04 mayo, 2010

EL CAFÉ SIN NOMBRE


Desde el ventanal del café sin nombre, una mujer desliza una flor en un sobre perfumado.

El tecladista dejó parte de los instrumentos en la acera de la calle y se colocó, bajo el negro chaleco de lana, su fina corbata de seda.

Miró a un lado y a otro, pero sus ojos no alcanzaron a los de la mujer.

Resignado, cargó todo el equipaje, se abrazó al bajista, oteó la encrucijada y escupió.

Abrió la portezuela de su furgoneta, de color celeste, y se aseguró que el mapa de carreteras estuviera en el salpicadero.

Ella continúa ensimismada, observando cómo las gotas de agua recorren el cristal, dibujando rutas que se unían y escapaban a la dirección lógica prevista.

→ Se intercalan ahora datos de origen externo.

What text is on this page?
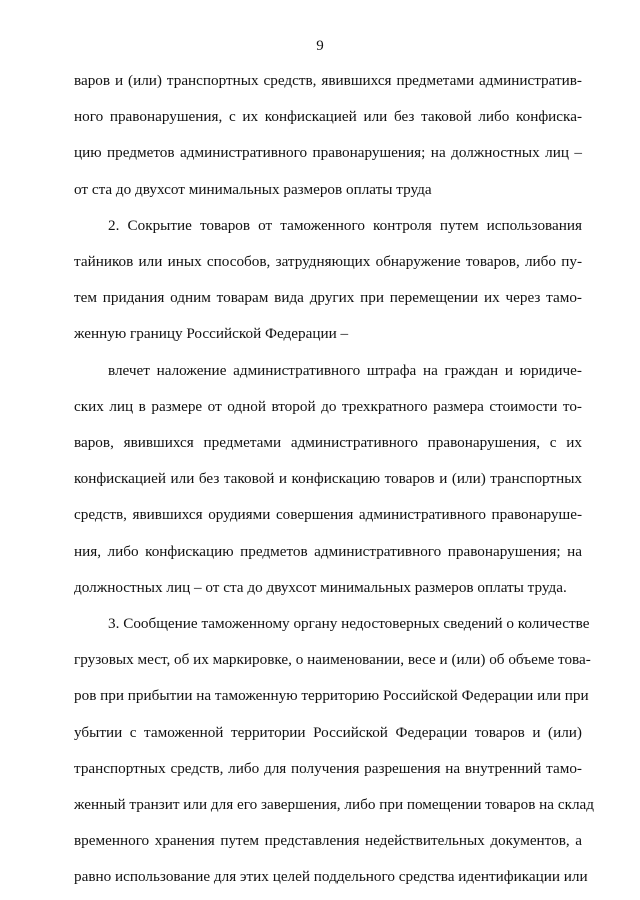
9
варов и (или) транспортных средств, явившихся предметами административ-
ного правонарушения, с их конфискацией или без таковой либо конфиска-
цию предметов административного правонарушения; на должностных лиц –
от ста до двухсот минимальных размеров оплаты труда
2. Сокрытие товаров от таможенного контроля путем использования
тайников или иных способов, затрудняющих обнаружение товаров, либо пу-
тем придания одним товарам вида других при перемещении их через тамо-
женную границу Российской Федерации –
влечет наложение административного штрафа на граждан и юридиче-
ских лиц в размере от одной второй до трехкратного размера стоимости то-
варов, явившихся предметами административного правонарушения, с их
конфискацией или без таковой и конфискацию товаров и (или) транспортных
средств, явившихся орудиями совершения административного правонаруше-
ния, либо конфискацию предметов административного правонарушения; на
должностных лиц – от ста до двухсот минимальных размеров оплаты труда.
3. Сообщение таможенному органу недостоверных сведений о количестве
грузовых мест, об их маркировке, о наименовании, весе и (или) об объеме това-
ров при прибытии на таможенную территорию Российской Федерации или при
убытии с таможенной территории Российской Федерации товаров и (или)
транспортных средств, либо для получения разрешения на внутренний тамо-
женный транзит или для его завершения, либо при помещении товаров на склад
временного хранения путем представления недействительных документов, а
равно использование для этих целей поддельного средства идентификации или
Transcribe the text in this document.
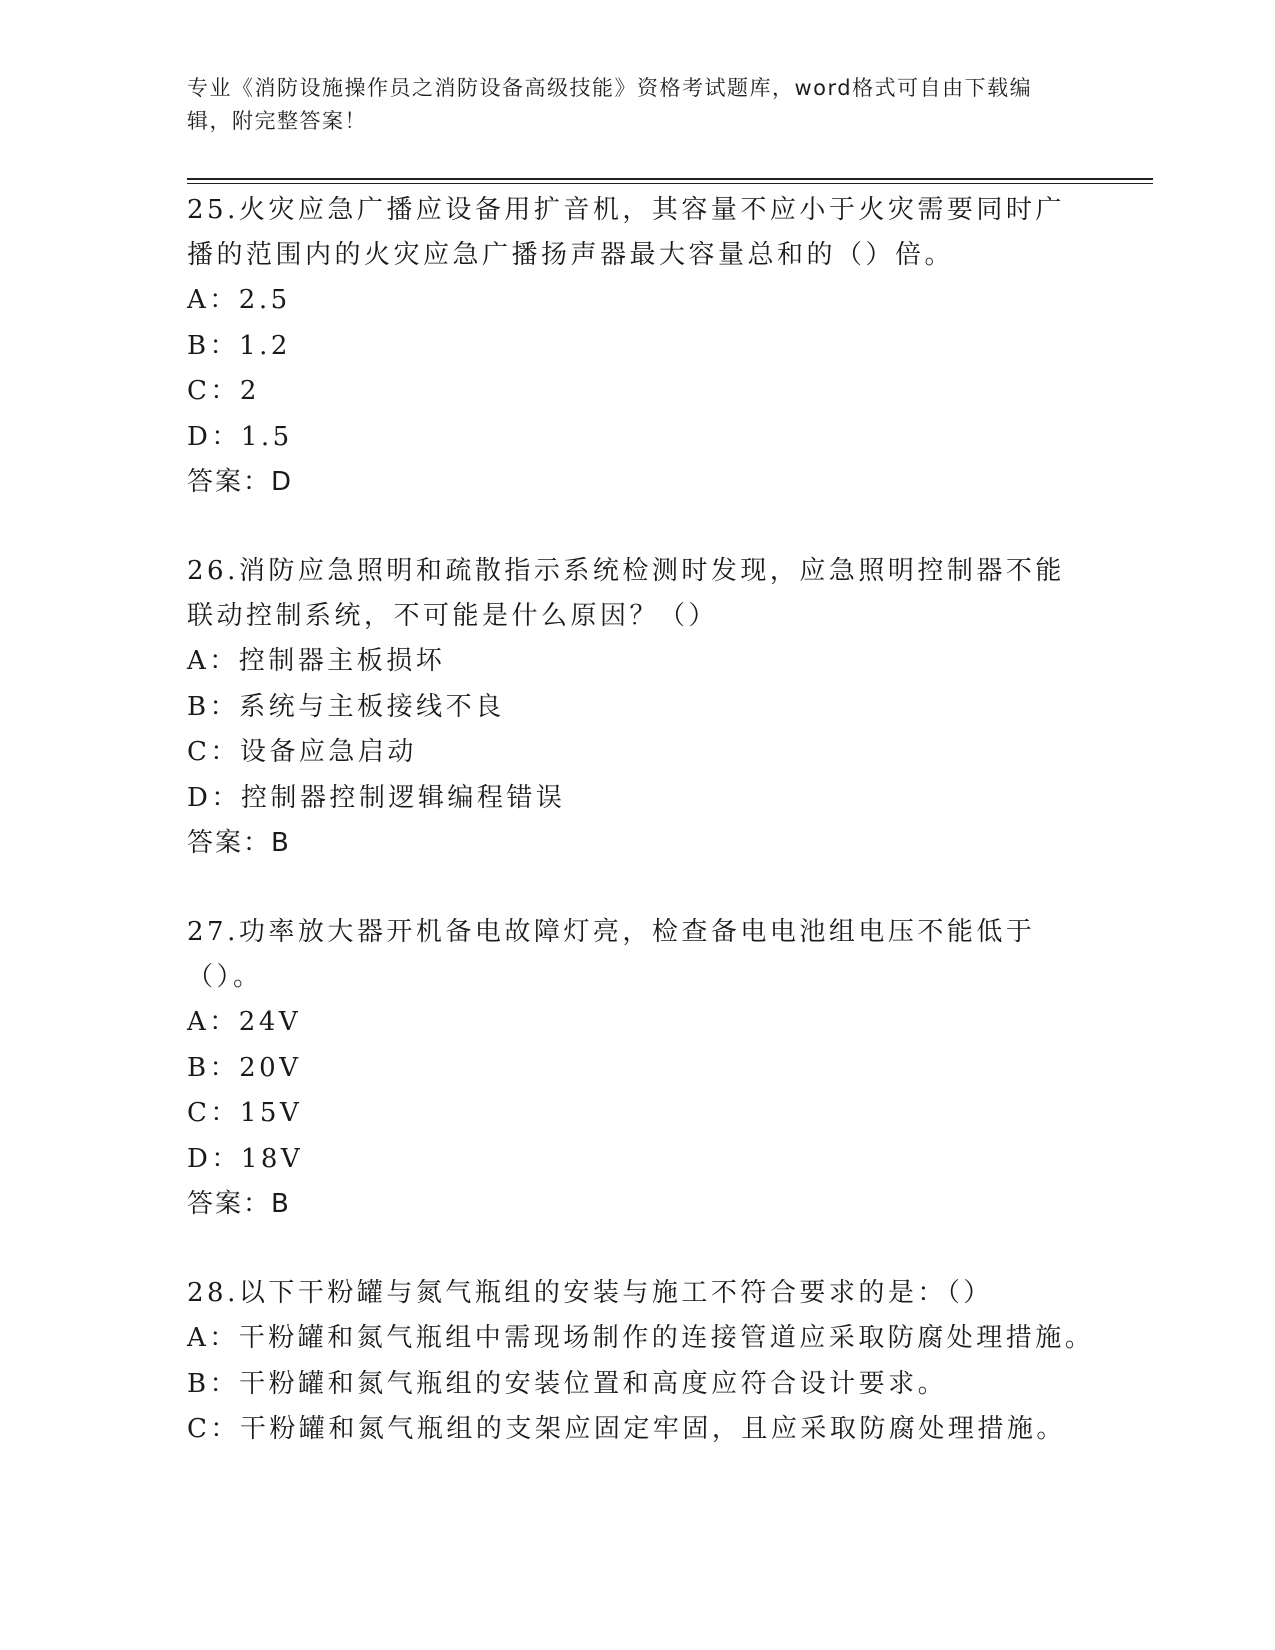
专业《消防设施操作员之消防设备高级技能》资格考试题库，word格式可自由下载编辑，附完整答案！

25.火灾应急广播应设备用扩音机，其容量不应小于火灾需要同时广播的范围内的火灾应急广播扬声器最大容量总和的（）倍。

A：2.5

B：1.2

C：2

D：1.5

答案：D

26.消防应急照明和疏散指示系统检测时发现，应急照明控制器不能联动控制系统，不可能是什么原因？（）

A：控制器主板损坏

B：系统与主板接线不良

C：设备应急启动

D：控制器控制逻辑编程错误

答案：B

27.功率放大器开机备电故障灯亮，检查备电电池组电压不能低于（）。

A：24V

B：20V

C：15V

D：18V

答案：B

28.以下干粉罐与氮气瓶组的安装与施工不符合要求的是：（）

A：干粉罐和氮气瓶组中需现场制作的连接管道应采取防腐处理措施。

B：干粉罐和氮气瓶组的安装位置和高度应符合设计要求。

C：干粉罐和氮气瓶组的支架应固定牢固，且应采取防腐处理措施。
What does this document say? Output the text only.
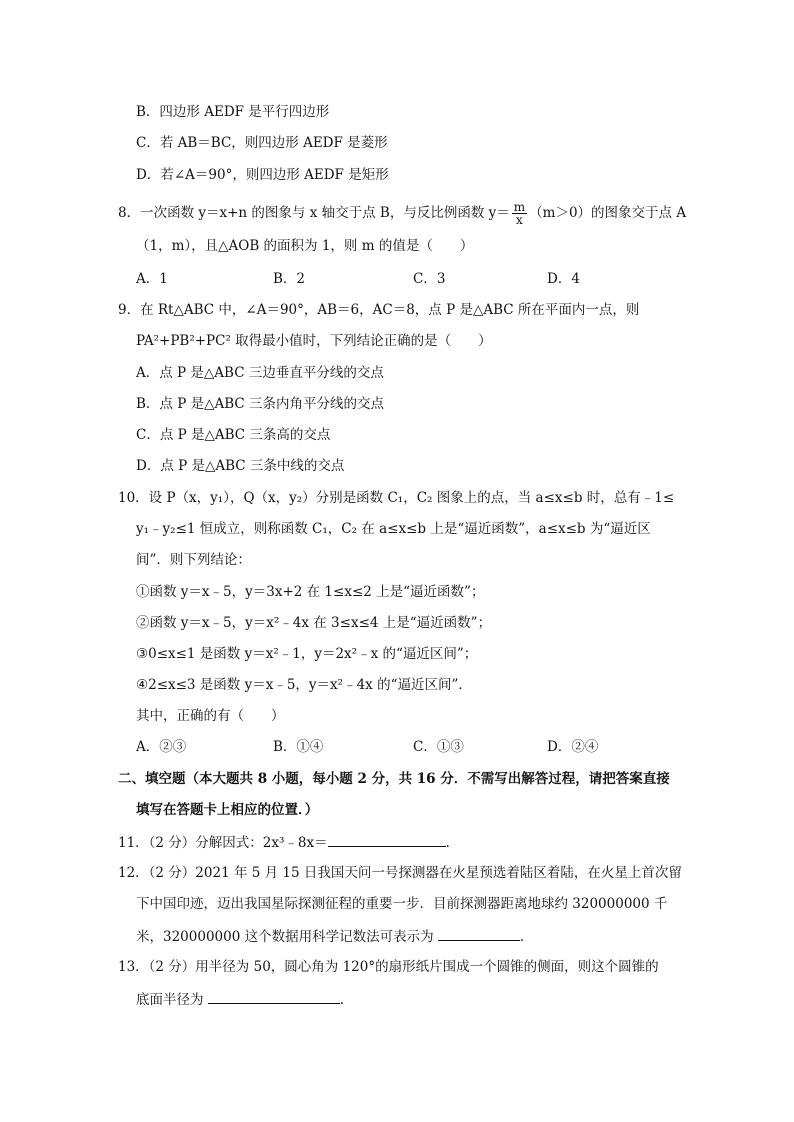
B．四边形 AEDF 是平行四边形
C．若 AB＝BC，则四边形 AEDF 是菱形
D．若∠A＝90°，则四边形 AEDF 是矩形
8．一次函数 y＝x+n 的图象与 x 轴交于点 B，与反比例函数 $y= \frac{m}{x} (m>0)$的图象交于点 A
（1，m），且△AOB 的面积为 1，则 m 的值是（　　）
A．1	B．2	C．3	D．4
9．在 Rt△ABC 中，∠A＝90°，AB＝6，AC＝8，点 P 是△ABC 所在平面内一点，则
PA²+PB²+PC² 取得最小值时，下列结论正确的是（　　）
A．点 P 是△ABC 三边垂直平分线的交点
B．点 P 是△ABC 三条内角平分线的交点
C．点 P 是△ABC 三条高的交点
D．点 P 是△ABC 三条中线的交点
10．设 P（x，y₁），Q（x，y₂）分别是函数 C₁，C₂ 图象上的点，当 a≤x≤b 时，总有﹣1≤
y₁﹣y₂≤1 恒成立，则称函数 C₁，C₂ 在 a≤x≤b 上是“逼近函数”，a≤x≤b 为“逼近区
间”．则下列结论：
①函数 y＝x﹣5，y＝3x+2 在 1≤x≤2 上是“逼近函数”；
②函数 y＝x﹣5，y＝x²﹣4x 在 3≤x≤4 上是“逼近函数”；
③0≤x≤1 是函数 y＝x²﹣1，y＝2x²﹣x 的“逼近区间”；
④2≤x≤3 是函数 y＝x﹣5，y＝x²﹣4x 的“逼近区间”．
其中，正确的有（　　）
A．②③	B．①④	C．①③	D．②④
二、填空题（本大题共 8 小题，每小题 2 分，共 16 分．不需写出解答过程，请把答案直接
填写在答题卡上相应的位置．）
11．（2 分）分解因式：2x³﹣8x＝	．
12．（2 分）2021 年 5 月 15 日我国天问一号探测器在火星预选着陆区着陆，在火星上首次留
下中国印迹，迈出我国星际探测征程的重要一步．目前探测器距离地球约 320000000 千
米，320000000 这个数据用科学记数法可表示为	．
13．（2 分）用半径为 50，圆心角为 120°的扇形纸片围成一个圆锥的侧面，则这个圆锥的
底面半径为	．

En un gesto involuntario, su mano derecha visita el lóbulo de su oreja izquierda.

Recuerda unos pendientes de cristal, largos, que ahora ya apenas utiliza.

También le viene a la memoria el rostro de un hombre que, sin embargo, nada tiene que ver con ese regalo.


El músico avanza por la carretera con el gesto triste.

No quiere dormir, tras el concierto, en ningún hotel, prefiere retornar tras concluir el recital.

Algo la hace aparcar en el arcén y, en apenas veinte minutos, ha escrito una bella canción de desamor.

Despistado, se descubre viendo cómo las gotas de agua dibujan senderos inextricables en su espejo.


Ella abandona el café, y se interna sin paraguas en la lluvia.

Él abre la ventanilla y confunde sus lágrimas con el agua.